За этим голосом он ушел 30 сентября 1999 года. К тому времени, я думаю, нерешенных вопросов у него не осталось. Также из записной книжки: «Какой смысл существования Жизни вообще — нам знать не дано. И я могу догадываться — почему, с нравственной точки зрения. Ибо если бы мы знали ответ на это “почему”, знали бы точно (а не только свободно верили в существование Бога), мы были бы лишены свободы. Знание не только достигается свободой, но и лишает на последних своих ступенях свободы человека. Поэтому-то Бог открывается только тем, у кого вера в него достигает уверенности знания, т. е. только святым».
Добрый человек из Петербурга
Есть народные артисты и народные художники. Лихачев — единственный известный мне народный академик. Не потому, что народ так уж хорошо знал его литературоведческие работы. Подозреваю, что в массе своей народ этих работ не знал. Просто он видел, что деятельность этого человека увеличивает пространство добра. Это то, что понятно всем — вне зависимости от образования и имущественного положения. Говорят, что рука, положенная на лоб, ощущается даже тем, кто находится без сознания. Она понятна ему как знак со-чувствия. Со-страдания. Или благодарности.
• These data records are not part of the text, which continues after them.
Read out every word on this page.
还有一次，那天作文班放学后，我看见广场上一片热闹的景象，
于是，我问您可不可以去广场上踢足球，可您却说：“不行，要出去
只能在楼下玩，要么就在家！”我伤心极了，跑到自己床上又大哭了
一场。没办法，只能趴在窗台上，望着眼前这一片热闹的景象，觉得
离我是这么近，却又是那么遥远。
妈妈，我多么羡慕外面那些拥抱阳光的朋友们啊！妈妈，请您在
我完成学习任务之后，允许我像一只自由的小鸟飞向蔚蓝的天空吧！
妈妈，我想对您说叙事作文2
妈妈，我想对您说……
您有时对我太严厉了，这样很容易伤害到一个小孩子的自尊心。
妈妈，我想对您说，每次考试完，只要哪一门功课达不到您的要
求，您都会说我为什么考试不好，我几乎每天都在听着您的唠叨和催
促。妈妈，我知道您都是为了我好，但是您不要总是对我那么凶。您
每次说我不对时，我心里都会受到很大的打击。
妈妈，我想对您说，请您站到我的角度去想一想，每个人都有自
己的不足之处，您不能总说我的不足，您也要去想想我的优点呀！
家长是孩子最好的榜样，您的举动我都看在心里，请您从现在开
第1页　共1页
Хорошо помню лоб его, покойного. В морге, куда, по просьбе дочери, нужно было приехать за Дмитрием Сергеевичем, еще не было суеты официальных похорон. Можно было спокойно попрощаться. Я положил ему руку на лоб. Лоб был прохладным и слегка шершавым. Это ощущение я вспомнил впоследствии, когда гладил камни Соловецкого монастыря, места его четырехлетнего заключения, — прохладные, но не холодные. Даже неживой своей сущностью источающие мощную энергию добра.